Urban Utility Vehicle

An interesting object dredged up from the murky depths of Echo Park lake during the renovation was not the expected murdered body like some predictable CSI episode, but the multitude of discarded shopping carts that made their way to the lake bottom.  Before the lake was drained you could usually make out the algae ridden shadow of one or two shopping carts in the shallow muck near the shore as you walked around the lake so it isn't quite the surprise it was for the workers who cleaned the lake as for those who visited the lake on a regular basis.


shopping carts
(photo by Stephen Roullier/Flickr)

The ubiquitous shopping cart has become the urban socio-economic entry and exit utility vehicle of modern society.  It is an entry vehicle for newcomers to the city without a car who need to get their groceries home or dirty clothes to the lavenderia, landromat.  Sometimes shopping carts are repatriated by working men and women to fill with elotes, corn on the cob, or refrescos - fruit juices, tamales or any readily available street food for the foot traffic of crowded streets. It is a survival vehicle that brings food to the table in more ways than one.  They are the poor people's lunch truck and not quite as fancy as the gentrified trucks with twitter followers you find along Sunset Blvd., art walks or after the clubs let out.  These are literally hand to mouth operations and the shopping cart is the only four wheeled vehicle in the mix.

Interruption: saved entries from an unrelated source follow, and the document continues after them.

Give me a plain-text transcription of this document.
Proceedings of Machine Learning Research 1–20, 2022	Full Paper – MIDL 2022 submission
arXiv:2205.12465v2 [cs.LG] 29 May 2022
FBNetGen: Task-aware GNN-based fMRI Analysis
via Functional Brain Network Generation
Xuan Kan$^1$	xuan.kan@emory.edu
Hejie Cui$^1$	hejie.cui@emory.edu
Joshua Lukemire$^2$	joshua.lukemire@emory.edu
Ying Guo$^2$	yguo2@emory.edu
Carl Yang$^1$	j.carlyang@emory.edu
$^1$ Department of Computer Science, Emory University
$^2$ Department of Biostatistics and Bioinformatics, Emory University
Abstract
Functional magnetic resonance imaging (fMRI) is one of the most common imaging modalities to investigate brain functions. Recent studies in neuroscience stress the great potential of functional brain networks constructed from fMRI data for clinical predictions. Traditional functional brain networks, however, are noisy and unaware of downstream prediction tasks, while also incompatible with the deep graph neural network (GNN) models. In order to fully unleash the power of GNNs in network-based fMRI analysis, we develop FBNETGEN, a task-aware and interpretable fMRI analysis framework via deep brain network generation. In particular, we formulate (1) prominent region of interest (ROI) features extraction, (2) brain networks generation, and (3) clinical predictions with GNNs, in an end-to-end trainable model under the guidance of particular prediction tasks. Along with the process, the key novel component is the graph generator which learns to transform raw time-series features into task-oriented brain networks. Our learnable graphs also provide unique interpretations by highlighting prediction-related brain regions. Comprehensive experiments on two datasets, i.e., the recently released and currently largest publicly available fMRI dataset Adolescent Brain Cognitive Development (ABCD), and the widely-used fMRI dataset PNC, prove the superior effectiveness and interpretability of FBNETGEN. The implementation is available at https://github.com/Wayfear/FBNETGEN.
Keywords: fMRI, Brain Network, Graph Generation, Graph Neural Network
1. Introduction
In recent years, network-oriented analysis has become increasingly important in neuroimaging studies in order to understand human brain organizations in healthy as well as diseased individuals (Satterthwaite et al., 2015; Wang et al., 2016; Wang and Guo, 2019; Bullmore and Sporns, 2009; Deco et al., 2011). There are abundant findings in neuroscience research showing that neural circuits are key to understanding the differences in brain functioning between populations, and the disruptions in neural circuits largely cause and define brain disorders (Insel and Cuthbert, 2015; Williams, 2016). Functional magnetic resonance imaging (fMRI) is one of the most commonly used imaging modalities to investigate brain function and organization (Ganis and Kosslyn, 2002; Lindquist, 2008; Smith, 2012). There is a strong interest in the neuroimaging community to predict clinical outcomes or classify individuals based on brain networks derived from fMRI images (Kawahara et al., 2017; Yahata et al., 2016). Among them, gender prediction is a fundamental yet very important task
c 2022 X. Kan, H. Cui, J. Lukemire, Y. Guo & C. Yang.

Used as an exit vehicle in society the shopping cart serves as a recycling vehicle for many folks who have been catapulted from the workforce, the daily grind, and/or the rat race of the new economy brought to us by the global-corporation-top-feeder-driven Raw Deal, as opposed to New Deal in days of yore.  Old folks who may have faced a catastrophic loss of savings or a home, young folks chronically underemployed and running out of dreams, and the always marginalized folks who can not enter the workforce because of a disability, addiction or status all depend on the shopping cart as a utility carryall for the sum of their worldly possessions.

There are no down payments or monthly dues with these vehicles.  Nevertheless, there is a vicious repo industry to snatch back the hijacked shopping carts and return them for a bounty to their conglomerate owners, leaving behind a pile of dumped goods if your lucky.  Sometimes the cargo is confiscated with the cart in municipal sweeps leaving a poor soul or family agonizingly adrift with nothing.  So what is the story behind the shopping carts at the bottom of the lake?  Was it merely a wobbly wheel that rendered it useless and therefore discarded?  Was it a new found hope or a good job that saved someone from spiraling poverty?  Was it merely gravity at play that drew the cart, like a torrent of rain water run off, to the low lying lake from the surrounding hills?  Each shopping cart probably carried the drama and burden of a hard life at one point and then, poof, it was let go.